The world of organisation design is traditionally dominated by well defined elements that leave as little room for interpretation as possible. Clear processes, stringent pay and benefit regulations, extensive contract, detailed service level agreements, stringer budget cycles are the obvious exapmles. But  also the rigidity of customer focus groups and the absoluteness of business cases are mostly hard-lined.

The real world  is  full of ambiguity, full of qualitative and less exact measure. And in a lot of cases we can live rather well with vaguely defined objectives. People may understand them even better than the hard rules. Sketches are often even more  illustrative then the detailed design. Charcoal and soft pencil draw a different picture then computer aided design programs.

Designers know the value of the sketch in soft lines. It is undoubtedly helpful in a process of creative thinking. It provides freedom.

For the design of products, the sketch needs at a certain point become a very precise and exact design in order to enable the production. But other results of sketching and designing do not require that same hardness.

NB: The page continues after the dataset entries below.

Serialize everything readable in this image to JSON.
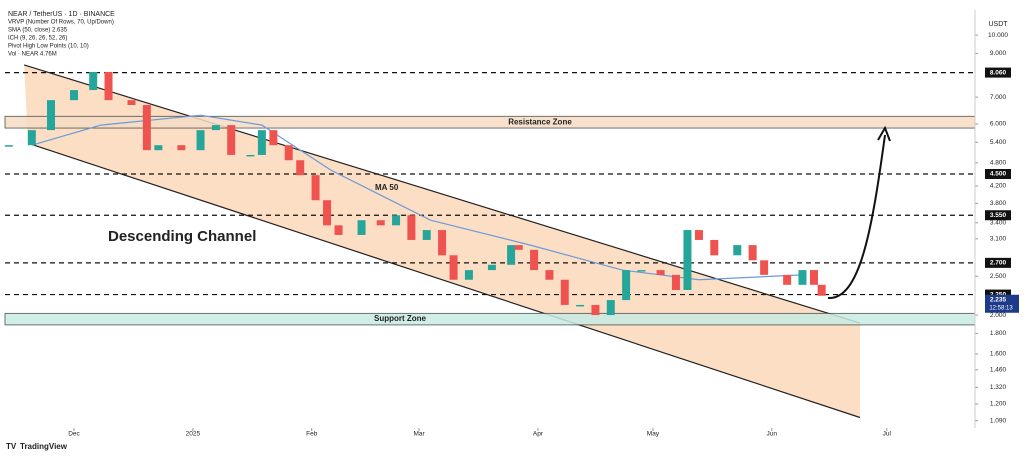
{
  "chart_data": {
    "type": "candlestick",
    "title": "NEAR / TetherUS · 1D · BINANCE",
    "indicators": [
      "VRVP (Number Of Rows, 70, Up/Down)",
      "SMA (50, close) 2.635",
      "ICH (9, 26, 26, 52, 26)",
      "Pivot High Low Points (10, 10)",
      "Vol · NEAR 4.76M"
    ],
    "currency": "USDT",
    "brand": "TradingView",
    "countdown": "12:58:13",
    "log_scale": true,
    "up_color": "#26a69a",
    "down_color": "#ef5350",
    "x": [
      1,
      7,
      12,
      18,
      23,
      27,
      33,
      37,
      40,
      46,
      51,
      55,
      59,
      64,
      67,
      70,
      74,
      77,
      81,
      84,
      87,
      93,
      98,
      102,
      106,
      110,
      114,
      117,
      121,
      127,
      132,
      134,
      138,
      142,
      146,
      150,
      154,
      158,
      162,
      166,
      171,
      175,
      178,
      181,
      185,
      191,
      195,
      198,
      204,
      208,
      211,
      213
    ],
    "values": [
      5.31,
      5.79,
      6.88,
      7.29,
      8.09,
      6.88,
      6.69,
      5.16,
      5.31,
      5.16,
      5.79,
      5.96,
      5.02,
      5.02,
      5.79,
      5.31,
      4.87,
      4.47,
      3.87,
      3.35,
      3.17,
      3.45,
      3.35,
      3.55,
      3.08,
      3.26,
      2.82,
      2.45,
      2.59,
      2.67,
      2.99,
      2.91,
      2.59,
      2.45,
      2.12,
      2.12,
      2.0,
      2.18,
      2.59,
      2.59,
      2.52,
      2.31,
      3.26,
      3.08,
      2.82,
      2.99,
      2.74,
      2.52,
      2.38,
      2.59,
      2.38,
      2.235
    ],
    "xlim": [
      0,
      253
    ],
    "xticks": [
      {
        "value": 18,
        "label": "Dec"
      },
      {
        "value": 49,
        "label": "2025"
      },
      {
        "value": 80,
        "label": "Feb"
      },
      {
        "value": 108,
        "label": "Mar"
      },
      {
        "value": 139,
        "label": "Apr"
      },
      {
        "value": 169,
        "label": "May"
      },
      {
        "value": 200,
        "label": "Jun"
      },
      {
        "value": 230,
        "label": "Jul"
      }
    ],
    "ylim": [
      1.045,
      11.55
    ],
    "yticks": [
      {
        "value": 10,
        "label": "10.000"
      },
      {
        "value": 9,
        "label": "9.000"
      },
      {
        "value": 7,
        "label": "7.000"
      },
      {
        "value": 6,
        "label": "6.000"
      },
      {
        "value": 5.4,
        "label": "5.400"
      },
      {
        "value": 4.8,
        "label": "4.800"
      },
      {
        "value": 4.2,
        "label": "4.200"
      },
      {
        "value": 3.8,
        "label": "3.800"
      },
      {
        "value": 3.4,
        "label": "3.400"
      },
      {
        "value": 3.1,
        "label": "3.100"
      },
      {
        "value": 2.5,
        "label": "2.500"
      },
      {
        "value": 2,
        "label": "2.000"
      },
      {
        "value": 1.8,
        "label": "1.800"
      },
      {
        "value": 1.6,
        "label": "1.600"
      },
      {
        "value": 1.46,
        "label": "1.460"
      },
      {
        "value": 1.32,
        "label": "1.320"
      },
      {
        "value": 1.2,
        "label": "1.200"
      },
      {
        "value": 1.09,
        "label": "1.090"
      }
    ],
    "levels": [
      {
        "value": 8.06,
        "label": "8.060"
      },
      {
        "value": 4.5,
        "label": "4.500"
      },
      {
        "value": 3.55,
        "label": "3.550"
      },
      {
        "value": 2.7,
        "label": "2.700"
      },
      {
        "value": 2.25,
        "label": "2.250"
      }
    ],
    "ma": {
      "name": "MA 50",
      "color": "#6a9bd8",
      "x": [
        7,
        25,
        51,
        67,
        85,
        111,
        137,
        161,
        181,
        208
      ],
      "values": [
        5.31,
        5.96,
        6.31,
        5.96,
        4.6,
        3.45,
        2.99,
        2.59,
        2.45,
        2.52
      ]
    },
    "zones": [
      {
        "name": "Resistance Zone",
        "range": [
          5.86,
          6.27
        ],
        "color": "#f6dcc4"
      },
      {
        "name": "Support Zone",
        "range": [
          1.89,
          2.02
        ],
        "color": "#c8ebe4"
      }
    ],
    "channel": {
      "name": "Descending Channel",
      "color": "#fbd3b1",
      "upper": {
        "x": [
          5,
          223
        ],
        "values": [
          8.42,
          1.91
        ]
      },
      "lower": {
        "x": [
          6,
          223
        ],
        "values": [
          5.37,
          1.11
        ]
      }
    }
  }
}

A painting, a film script, a musical score  benefit from a lack of exactness and hard details in the end result. The soft lines of the end product leave room for valuable interpretation. The experience of the work leaves room for a personal touch.

And this double quality of the soft line can be applied to organizations,  both in the design proces of an organisation and as in the realized elements of an organisation. And although some exactness might be needed, leaving space for inspiring interpretation add to the beauty of an organisation.